On Monday, on an MLB Network appearance, Frazier talked about the refreshed stance and mechanics. Per NJ Advance Media:
“He explained the change in his batting stance in which he points the back of his left foot toward the pitcher, coiling his hips about as far as they can go before he explodes toward the pitch. He called it “pre-setting my hip.”
Frazier said that, at times, he felt like he was “trying to swing but my swing was on safety, and there were things that were preventing me from moving forward the way that I wanted to.” The adjustment was made to “limit the amount of movement” he had at the plate.
“It makes me feel like I have way more time in general... I definitely feel like it helped me use right field with more intent,” he said.
But back to Frazier’s profile. The statistic that raises the most eyebrows is the walk rate: it’s not often that a player increases his BB% by almost 10 percentage points between seasons. So, is it sustainable?
According to this article by the folks at FanGraphs about sample sizes, the threshold for stabilization of the walk rate is 140 plate appearances. In 2020, Frazier barely reached that mark, finishing at 160. Even during his ugly slump to finish the campaign, in which he went 1-for-25, he walked at a 16.0% rate.
So, apparently, Frazier went from being an OBP liability to being an on-base machine. However, he will get to show in 2021 that he can keep walking at that clip, or something relatively close to it. The season ahead represents a challenge for the talented slugger: he will likely get around 500 plate appearances, and if he keeps the gains he showed in 2020, he will silence the few remaining doubters.
What else did Frazier accomplish in 2020? He slashed 2.5 percentage points off his swinging strike rate (from 13.3 in 2019 to 10.8), he cut his chase rate from 25.0% to 17.8%, and saw career-highs in barrel percentage (12.5), average exit velocity (89.4 mph) and hard-hit rate (43.2.)
Additionally, he went from being a lousy defender to one of the best in the American League at the corners. He posted a -12 Outs Above Average (OAA) figure in 2019 to +2 in 2020, putting him in the 82nd percentile.

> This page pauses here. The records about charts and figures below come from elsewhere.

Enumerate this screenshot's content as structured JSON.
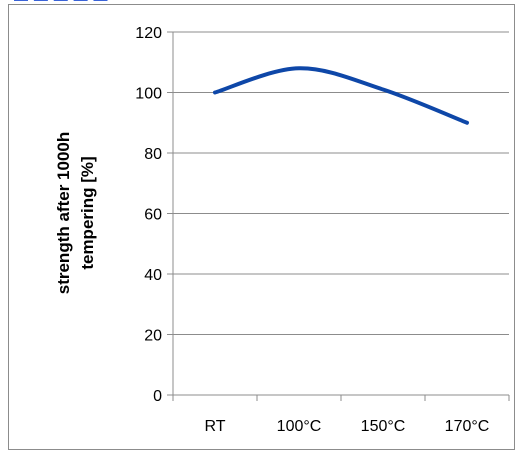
{
  "header_fragment": "— — — —   —",
  "chart_data": {
    "type": "line",
    "categories": [
      "RT",
      "100°C",
      "150°C",
      "170°C"
    ],
    "series": [
      {
        "values": [
          100,
          108,
          101,
          90
        ],
        "color": "#0e47a8"
      }
    ],
    "ylabel_line1": "strength after 1000h",
    "ylabel_line2": "tempering [%]",
    "ylim": [
      0,
      120
    ],
    "yticks": [
      0,
      20,
      40,
      60,
      80,
      100,
      120
    ],
    "grid": "horizontal",
    "legend": "none",
    "smooth": true
  }
}
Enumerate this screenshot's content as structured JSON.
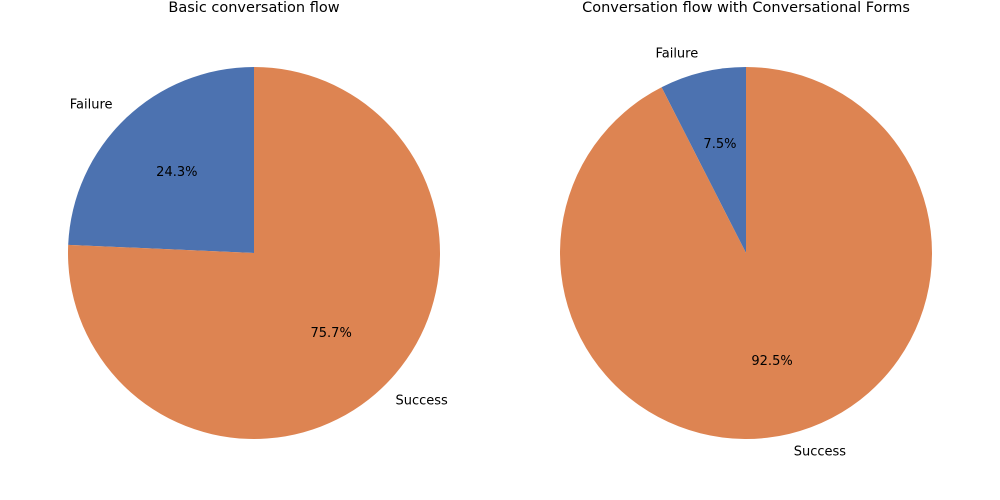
{
  "chart_data": [
    {
      "type": "pie",
      "title": "Basic conversation flow",
      "slices": [
        {
          "label": "Failure",
          "value": 24.3,
          "pct_label": "24.3%",
          "color": "#4c72b0"
        },
        {
          "label": "Success",
          "value": 75.7,
          "pct_label": "75.7%",
          "color": "#dd8452"
        }
      ],
      "start_angle_deg": 90,
      "direction": "counterclockwise",
      "legend": "none"
    },
    {
      "type": "pie",
      "title": "Conversation flow with Conversational Forms",
      "slices": [
        {
          "label": "Failure",
          "value": 7.5,
          "pct_label": "7.5%",
          "color": "#4c72b0"
        },
        {
          "label": "Success",
          "value": 92.5,
          "pct_label": "92.5%",
          "color": "#dd8452"
        }
      ],
      "start_angle_deg": 90,
      "direction": "counterclockwise",
      "legend": "none"
    }
  ]
}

He was a Gold Glove finalist, as incredible as it may sound.
All in all, it was clear that the kid worked his butt off before the 2020 season, and for him, 2021 won’t bring more major modifications. “I’m not making any changes this offseason,” he said on the MLB Network on Monday. “I’m just trying to familiarize myself with that movement more going forward and mash.” He will look to find consistency with his stance, his mechanics, and his body. This campaign, for Clint Frazier, is about solidifying his position as one of the best up-and-coming players in Major League Baseball.